Administrative assistant careers impact industries such as financial management, human resources, office management, and insurance. The administrative assistant is considered support staff to executive and other management team members. Within the scope of administrative assistant careers one has many choices in relation to challenge and accomplishment, depending on background and training.
Administrative assistant training is available through technical schools, major colleges, and for some, on-the-job training. The complexity, detail, and professionalism required for those interested in administrative assistant careers often makes formal training necessary. The executive administrative assistant supports the executive staff of an organization and can be responsible for travel arrangements, the development and presentation of complex reports, meeting organization, and calendars. In this role, the assistant may supervise other administrative staff.
A generalist can fill many levels afforded the administrative assistant, because of experience and knowledge of various industries and corporate cultures. For example, administrative management in an office environment generally requires an experienced, high-level administrative assistant. The high-level assistant may have a title such as Key Administrator or Office Manager, yet be coded in an organizations human resources system as an administrative assistant, with a level. These levels are generally numbers tied to pay scale and role, such as managers, and are positions most often desired when considering administrative assistant careers.
Support assistants are generally beginning their administrative assistant career path or have been working in their field of expertise for just a few years. Responsibilities in this role can include report generation, tables and chart creation, and data entry. They may also transcribe and write letters, and handle other mail tasks.
Receptionists are considered to be administrative assistants, and generally come under the category of support assistants. Typically, a receptionist can be responsible for answering multi-line phone systems, taking messages, and greeting guests at an organization. There may also be some light typing, filing, and other tasks, as assigned by a supervisor.

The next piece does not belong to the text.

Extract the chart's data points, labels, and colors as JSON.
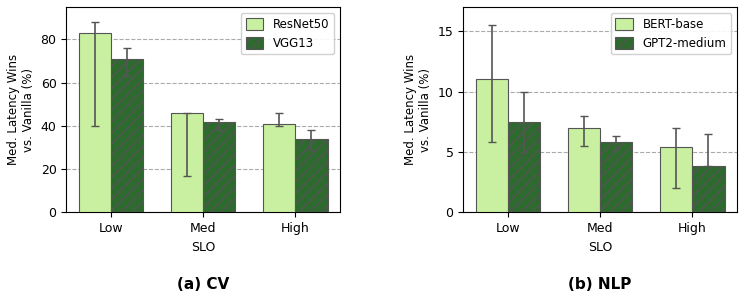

Career counselors and administrative recruiters can be a valuable resource when looking for administrative assistant jobs. These resources can provide leads to available positions, as well as offer suggestions for further training. They can also assist in determining which skill sets need honing when striking out on a search for administrative assistant jobs.
Administrative assistant careers can include recruiting or counseling positions as a professional advances in the field. Through on-the-job training and other outside education, such as seminars or classes at a local college, the administrative assistant can propel to higher paying positions with more responsibility. A friendly demeanor and good people skills can help an administrative assistant fulfill his or her desired career goals.